Marcela 24/01/2021
Romance previsível com locação diferente e uma capa linda
Embora eu já tenha lido vários romances de época ao longo dos últimos anos ? inclusive, de autoras nacionais ?, Coração Indomável foi o primeiro da minha lista que de fato se passava no Brasil* (à exceção de Carina Rissi, mas convenhamos que a série Perdida tem dois pézinhos na fantasia, já que envolve uma mocinha contemporânea que, por acaso, viaja no tempo através de um celular e vai parar numa versão "bonitinha" do século XIX onde nem sequer havia escravidão). E, indo mais além: no período colonial dos 1600 e tantos.
Confesso que, à primeira vista, me causou um pouquinho de estranheza porque, diferente da maioria dos romances de época que se passam em meio à localidades tão longínquas e costumes tão diferentes dos nossos, esse tem o cheirinho de casa, então, é muito mais fácil de apontar detalhes que podem não condizer com a realidade (como o modo de falar mais informal, por exemplo). Então, após uns 5 capítulos observando certas possíveis incongruências, decidi fazer o mesmo que faço com os demais romances de época que leio: encarar como uma ficção com liberdade criativa da autora. A partir daí, minha percepção ficou mais favorável ao desenvolvimento da história.

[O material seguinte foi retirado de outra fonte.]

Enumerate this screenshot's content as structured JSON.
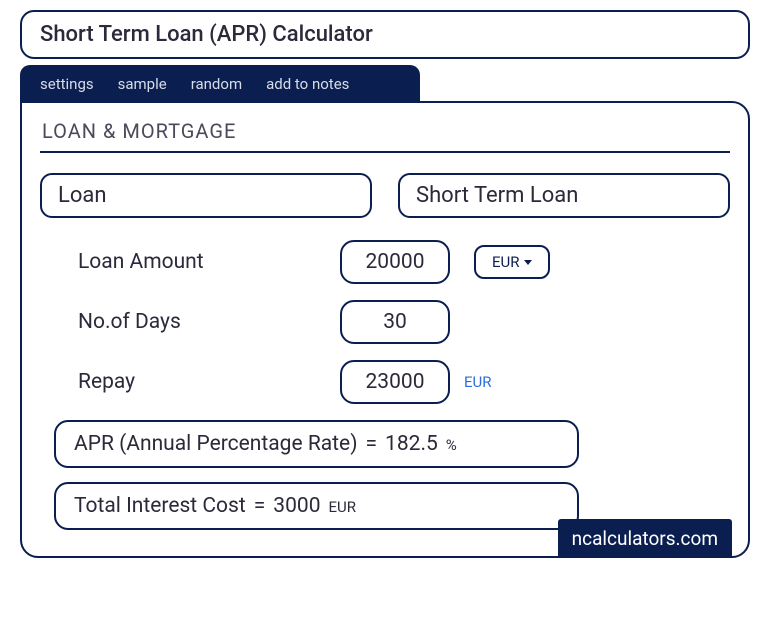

Os capítulos são curtos, o que faz a narrativa se desenrolar de forma bem fluida. A escrita da autora tem seus altos e baixos: ela consegue prender o leitor e atiçar sua curiosidade através do enredo ? que possui elementos interessantes e um ritmo ágil ?, contudo, peca em alguns detalhes de sintaxe como a colocação pronominal e o uso adequado de vírgulas. Nada grave, mas me fez refletir sobre o quanto uma boa equipe de revisão/edição faria a diferença, elevando a qualidade geral do texto. Sobre os personagens, não tenho muito o que dizer. Não os achei insuportáveis, mas também não cheguei a me apegar a eles (os coadjuvantes, para mim, foram mais interessantes. Confesso que estou especialmente curiosa quanto ao desenvolvimento da história da Maria Antônia). Achei meio questionáveis algumas justificativas de atitudes ? mas tudo bem, já que é entendível o desejo de independência da protagonista ? e a enrolação do casal quando já tinha a faca e o queijo na mão.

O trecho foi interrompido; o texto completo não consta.